Lobular carcinoma is characteristically poorly circumscribed and extends far into the surrounding glandular tissue. This growth pattern tends to leave residual non-neoplastic ducts within the tumor. Residual benign epithelial cells may be preferentially removed by the needle and may dominate a scanty smear to the extent that the malignant cells are overlooked.

Not surprisingly, the cells of low-grade lobular carcinoma of the alveolar type resemble those of hyperplastic acinar cells in pregnancy and lactation (compare Figs 7.8A and 7.73). Cells of both have pale vacuolated cytoplasm and rounded nuclei. Smears of alveolar lobular carcinoma are quite cellular, showing poorly cohesive multilayered clusters of cells, and lack the background of lipid secretion typical of lactating breast tissue.
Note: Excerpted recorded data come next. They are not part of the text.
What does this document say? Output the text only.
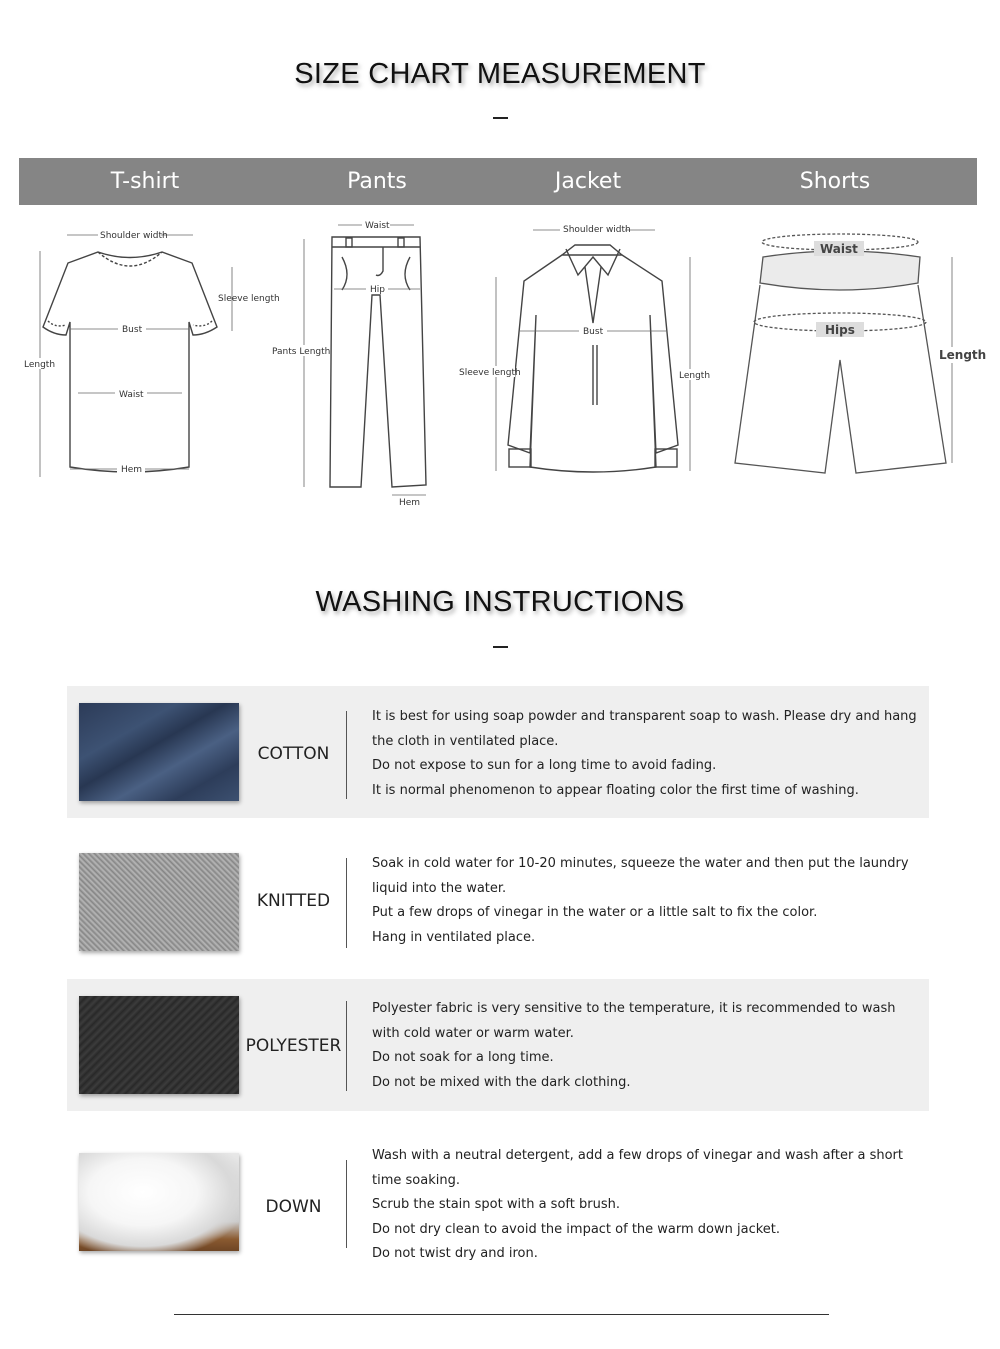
SIZE CHART MEASUREMENT
T-shirt	Pants	Jacket	Shorts
Shoulder width
Sleeve length
Bust
Length
Waist
Hem
Waist
Hip
Pants Length
Hem
Shoulder width
Bust
Sleeve length	Length
Waist
Hips
Length
WASHING INSTRUCTIONS
COTTON

It is best for using soap powder and transparent soap to wash. Please dry and hang the cloth in ventilated place.

Do not expose to sun for a long time to avoid fading.

It is normal phenomenon to appear floating color the first time of washing.

KNITTED

Soak in cold water for 10-20 minutes, squeeze the water and then put the laundry liquid into the water.

Put a few drops of vinegar in the water or a little salt to fix the color.

Hang in ventilated place.

POLYESTER

Polyester fabric is very sensitive to the temperature, it is recommended to wash with cold water or warm water.

Do not soak for a long time.

Do not be mixed with the dark clothing.

DOWN

Wash with a neutral detergent, add a few drops of vinegar and wash after a short time soaking.

Scrub the stain spot with a soft brush.

Do not dry clean to avoid the impact of the warm down jacket.

Do not twist dry and iron.
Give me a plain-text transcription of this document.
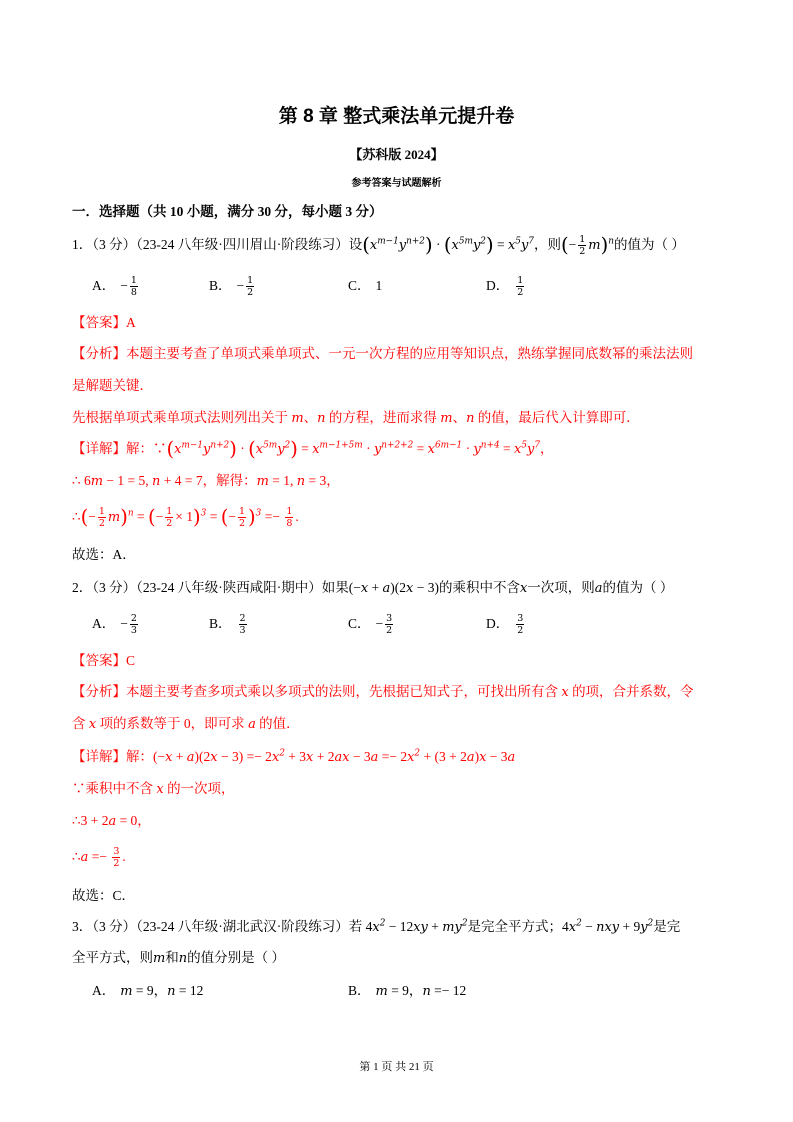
第 8 章 整式乘法单元提升卷
【苏科版 2024】
参考答案与试题解析
一．选择题（共 10 小题，满分 30 分，每小题 3 分）
1．（3 分）（23-24 八年级·四川眉山·阶段练习）设$(x^{m-1}y^{n+2}) \cdot (x^{5m}y^2) = x^5y^7$，则(− $\frac{1}{2} m)^n$的值为（ ）
A． − $\frac{1}{8}$	B． − $\frac{1}{2}$	C． 1	D． $\frac{1}{2}$
【答案】A
【分析】本题主要考查了单项式乘单项式、一元一次方程的应用等知识点，熟练掌握同底数幂的乘法法则
是解题关键．
先根据单项式乘单项式法则列出关于 m、n 的方程，进而求得 m、n 的值，最后代入计算即可．
【详解】解：$\because(x^{m-1}y^{n+2}) \cdot (x^{5m}y^2) = x^{m-1+5m} \cdot y^{n+2+2} = x^{6m-1} \cdot y^{n+4} = x^5y^7$，
∴ 6m − 1 = 5, n + 4 = 7，解得：m = 1, n = 3，
∴(− $\frac{1}{2} m)^n$ = (− $\frac{1}{2} \times 1)^3$ = (− $\frac{1}{2} )^3 =- \frac{1}{8}$ .
故选：A．
2．（3 分）（23-24 八年级·陕西咸阳·期中）如果(−x + a)(2x − 3)的乘积中不含x一次项，则a的值为（ ）
A． − $\frac{2}{3}$	B． $\frac{2}{3}$	C． − $\frac{3}{2}$	D． $\frac{3}{2}$
【答案】C
【分析】本题主要考查多项式乘以多项式的法则，先根据已知式子，可找出所有含 x 的项，合并系数，令
含 x 项的系数等于 0，即可求 a 的值．
【详解】解：$(-x + a)(2x - 3) =- 2x^2 + 3x + 2ax - 3a =- 2x^2 + (3 + 2a)x - 3a$
∵乘积中不含 x 的一次项，
∴3 + 2a = 0，
∴a =− $\frac{3}{2}$ .
故选：C．
3．（3 分）（23-24 八年级·湖北武汉·阶段练习）若 $4x^2 - 12xy + my^2$是完全平方式；$4x^2$ − nxy + $9y^2$是完
全平方式，则m和n的值分别是（ ）
A． m = 9，n = 12	B． m = 9，n =− 12
第 1 页 共 21 页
The distinction between lobular and ductal carcinoma is not always possible. Some low-grade ductal carcinomas have equally small, relatively uniform neoplastic cells. Conversely, cells of lobular carcinoma of higher nuclear grade or of alveolar type are larger and have larger nuclei similar to those of ductal carcinoma NOS (compare Figs 7.5 and 7.73B).^199,207 The distinction has some practical significance in the correlation with mammographic findings, as a lobular carcinoma is often more extensive than suggested by clinical and mammographic findings.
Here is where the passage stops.